Gatting's men retained the Ashes with room to spare but the corpulent captain revealed he was still upset at losing the final Test of a dead rubber. It must have been like enjoying a lovely meal in a restaurant and then everyone else deciding they don't want pudding because they're full.

His fellow guests were Phil DeFreitas, who roomed with Ian Botham on his first tour, and Gladstone Small, who had been nicknamed "Manos" the previous winter when playing for South Australia, after a local poultry farm in Adelaide whose slogan was "All meat, no neck". You could feel Gatting salivating as Small told the story – and whenever he referred to Botham as "Beefy". When Botham took five wickets in the pivotal Fourth Test at the MCG, Gatting described his bowling as "the biggest load of pies you had ever seen", and you just knew that had to be a lot of pastry.

But it was alcohol that fuelled England's triumphant progress. Botham was sponsored by a wine merchant; David Gower, naturally, by Bollinger; John Emburey by Johnnie Walker; and Allan Lamb was backed by some French liqueur. Botham had just returned from a ban over "the contents of his bedside cabinet" as Gatting put it, or marijuana, and one wondered what would happen to the planet's sustainable resources if Gatting ever had a spliff and an attack of the munchies.

After the urn was secured, thetour descended into even greater degeneracy as Botham became master of ceremonies with the assistance of Elton John. In most cases, the words "I'm still standing" were not applicable. But "It's gonna be a long, long time" certainly was.
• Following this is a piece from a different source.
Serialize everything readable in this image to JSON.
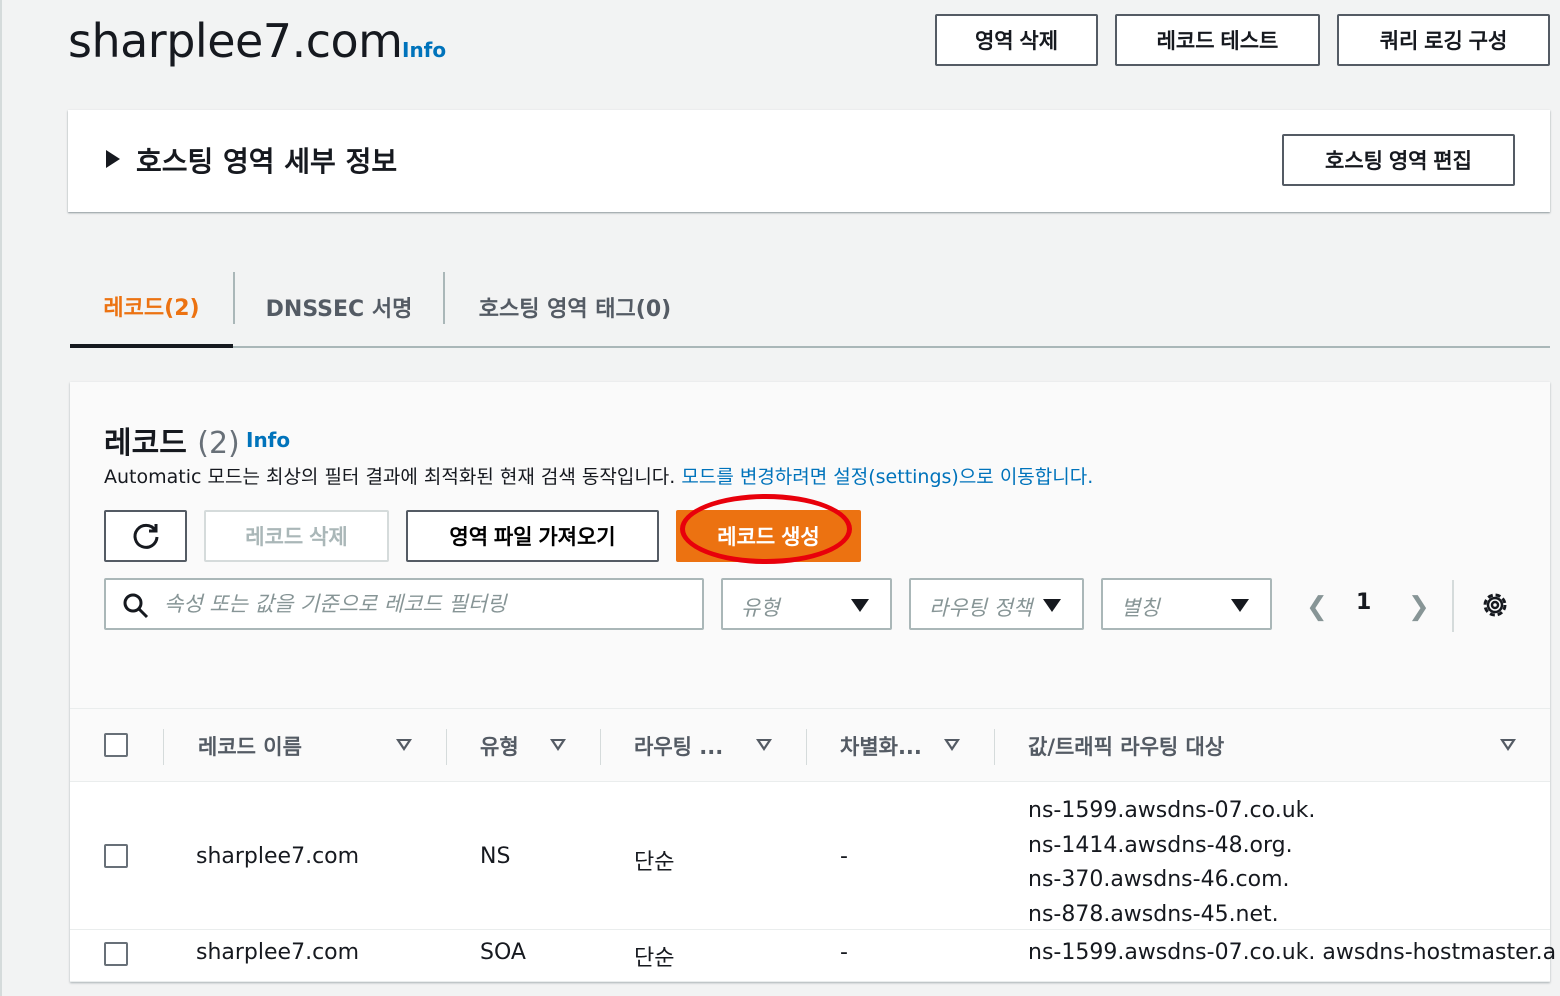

Gatting's life would change quickly. The following winter would see him prodding umpire Shakoor Rana in Faisalabad, and the summer after that he was sacked as captain, with unseemly haste, when the tabloids ran a story alleging shenanigans with a barmaid. Good job, then, that Mark Nicholas was never an England captain. The man who makes love to the camera is back on ITV as the face of their hugely welcome terrestrial highlights package, a feed of Channel Nine's estimable home coverage.

Nicholas described the first day's play as "extraordinary, breathless and exhilarating" as if he were writing up his profile for a dating website. As the awaited the start, he said to Mark Taylor: "Before we go upstairs, a final comment from you." Once in his boudoir he clearly doesn't like anyone to interrupt his flow.